All told, wealthy Alberta is on track for an additional billion-dollar shortfall in a budget that already forecasts a deficit of $886 million. But Redford, who won a commanding majority in an election five months ago, is signalling she prefers a deficit to sudden cuts.

“We were elected in April based on investing in families and communities, in healthcare and in education, and in infrastructure. And making sure we’re building schools and supporting family care [health] clinics, that was an important part of the work we’re doing,” she told reporters.

Speaking to the AUMA audience, Redford also said infrastructure spending is critical as new residents move to the fast-growing province. “They don’t bring new schools for their children, they don’t bring roads and they don’t bring hospitals. That’s our job.”

The health, education and infrastructure ministries collectively make up 60 percent of the province’s $41 billion budget. Alberta Finance says each department is looking for “in-year savings.” To do so without touching health and education is either unachievable or would mean deep cuts in other places.

What Redford also didn’t tell Wednesday’s crowd is it’s not just a first-quarter problem -- the province’s second quarter ends this week, with the oil price lagging consistently below provincial forecasts.

Speaking to reporters at the legislature later Wednesday, Redford declined to say what would be cut (that will only be made public “in the full course of time,” at the government’s discretion), saying only that the province’s system of “results-based budgeting” will help it save money.
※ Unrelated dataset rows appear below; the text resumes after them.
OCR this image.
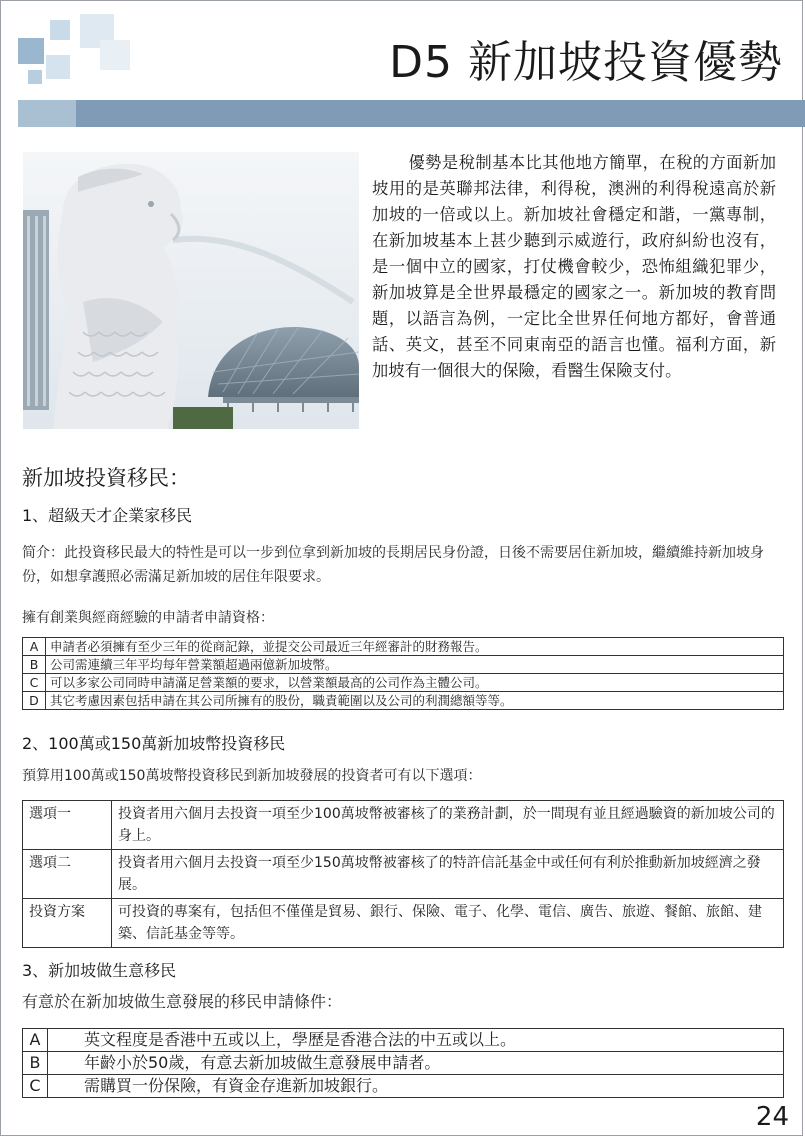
D5 新加坡投資優勢
優勢是稅制基本比其他地方簡單，在稅的方面新加坡用的是英聯邦法律，利得稅，澳洲的利得稅遠高於新加坡的一倍或以上。新加坡社會穩定和諧，一黨專制，在新加坡基本上甚少聽到示威遊行，政府糾紛也沒有，是一個中立的國家，打仗機會較少，恐怖組織犯罪少，新加坡算是全世界最穩定的國家之一。新加坡的教育問題，以語言為例，一定比全世界任何地方都好，會普通話、英文，甚至不同東南亞的語言也懂。福利方面，新加坡有一個很大的保險，看醫生保險支付。
新加坡投資移民：
1、超級天才企業家移民
简介：此投資移民最大的特性是可以一步到位拿到新加坡的長期居民身份證，日後不需要居住新加坡，繼續維持新加坡身份，如想拿護照必需滿足新加坡的居住年限要求。
擁有創業與經商經驗的申請者申請資格：
A	申請者必須擁有至少三年的從商記錄，並提交公司最近三年經審計的財務報告。
B	公司需連續三年平均每年營業額超過兩億新加坡幣。
C	可以多家公司同時申請滿足營業額的要求，以營業額最高的公司作為主體公司。
D	其它考慮因素包括申請在其公司所擁有的股份，職責範圍以及公司的利潤總額等等。
2、100萬或150萬新加坡幣投資移民
預算用100萬或150萬坡幣投資移民到新加坡發展的投資者可有以下選項：
選項一	投資者用六個月去投資一項至少100萬坡幣被審核了的業務計劃，於一間現有並且經過驗資的新加坡公司的身上。
選項二	投資者用六個月去投資一項至少150萬坡幣被審核了的特許信託基金中或任何有利於推動新加坡經濟之發展。
投資方案	可投資的專案有，包括但不僅僅是貿易、銀行、保險、電子、化學、電信、廣告、旅遊、餐館、旅館、建築、信託基金等等。
3、新加坡做生意移民
有意於在新加坡做生意發展的移民申請條件：
A	英文程度是香港中五或以上，學歷是香港合法的中五或以上。
B	年齡小於50歲，有意去新加坡做生意發展申請者。
C	需購買一份保險，有資金存進新加坡銀行。
24
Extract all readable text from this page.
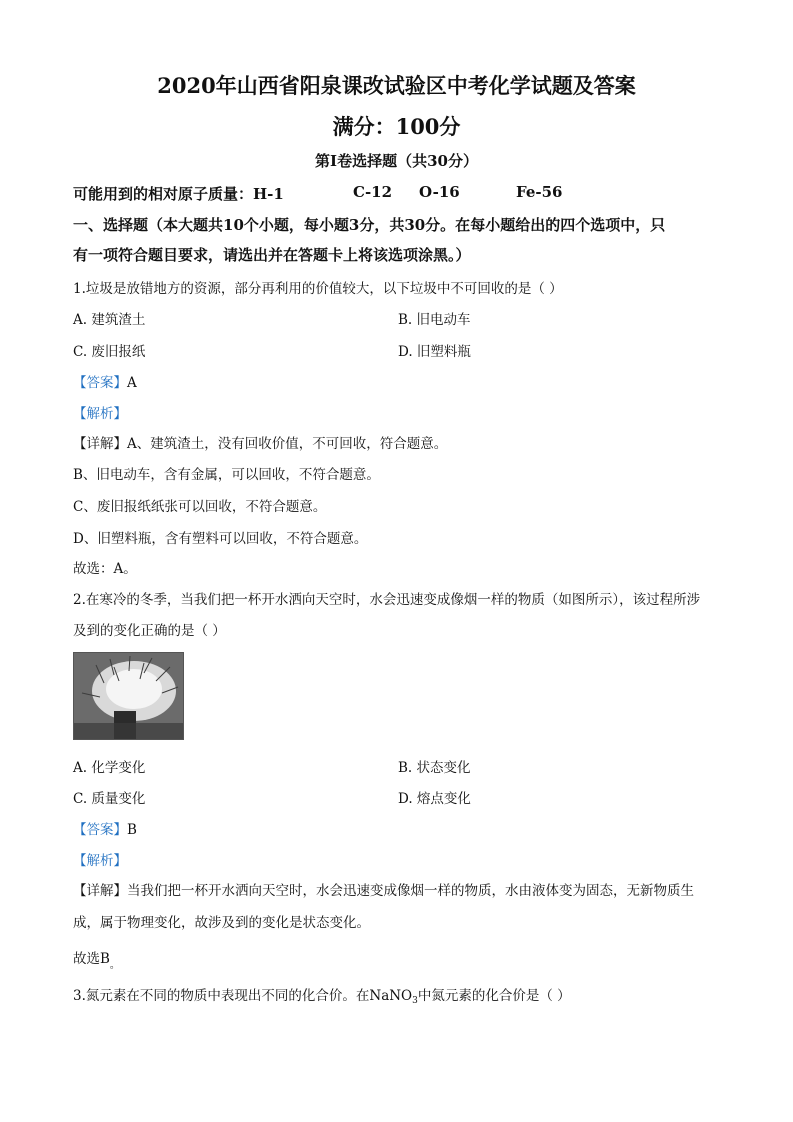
2020年山西省阳泉课改试验区中考化学试题及答案
满分：100分
第Ⅰ卷选择题（共30分）
可能用到的相对原子质量：H-1	C-12 O-16	Fe-56
一、选择题（本大题共10个小题，每小题3分，共30分。在每小题给出的四个选项中，只
有一项符合题目要求，请选出并在答题卡上将该选项涂黑。）
1.垃圾是放错地方的资源，部分再利用的价值较大，以下垃圾中不可回收的是（ ）
A. 建筑渣土	B. 旧电动车
C. 废旧报纸	D. 旧塑料瓶
【答案】A
【解析】
【详解】A、建筑渣土，没有回收价值，不可回收，符合题意。
B、旧电动车，含有金属，可以回收，不符合题意。
C、废旧报纸纸张可以回收，不符合题意。
D、旧塑料瓶，含有塑料可以回收，不符合题意。
故选：A。
2.在寒冷的冬季，当我们把一杯开水洒向天空时，水会迅速变成像烟一样的物质（如图所示），该过程所涉
及到的变化正确的是（ ）
A. 化学变化	B. 状态变化
C. 质量变化	D. 熔点变化
【答案】B
【解析】
【详解】当我们把一杯开水洒向天空时，水会迅速变成像烟一样的物质，水由液体变为固态，无新物质生
成，属于物理变化，故涉及到的变化是状态变化。
故选$B_。$
3.氮元素在不同的物质中表现出不同的化合价。在NaNO$_3$中氮元素的化合价是（ ）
Critics say the province needs to rein in spending and be more transparent about its finances, rather than being evasive on revenues, whether cuts are coming and what might be hit. (Redford’s government has released far less detailed financial updates than her predecessors, prompting the Canadian Taxpayers Federation to accuse her of hiding the books.)

“They have increased revenues but they’re hiking spending even faster. They project for the best circumstances. And it’s no wonder the books don’t balance,” says CTF Alberta Director Derek Fildebrandt. “We’re really fearing they’re trying to prepare the public for this game where you always push a balanced budget two years down the road.”

Redford’s speech Wednesday was significant because much of the province’s infrastructure spending is done through municipalities, and it was a major election issue. The opposition Wildrose party would have slowed some projects to spread the costs out; Redford pledged a building boom. Capital spending in the first quarter, however, was already down by a quarter – $249 million, down from an initially budgeted $336 million.

The province hasn’t cut its Municipal Sustainability Initiative, which is how it transfers most funding to cities and towns, but has pulled back elsewhere.

“We’re looking, as the president of the treasury board has said, at in-year cuts. And we’re in the process right now of making some decisions, which will in the full course of time become what we talk about in terms of government decisions,” she told reporters Wednesday morning.

Fildebrandt said former premier Ralph Klein balanced the budget with a much lower oil price, and that there’s no excuse for Alberta not being in surplus. “It should never be a question of deficit in Alberta. This is Alberta. It’s crazy that we’d ever run a deficit,” he said.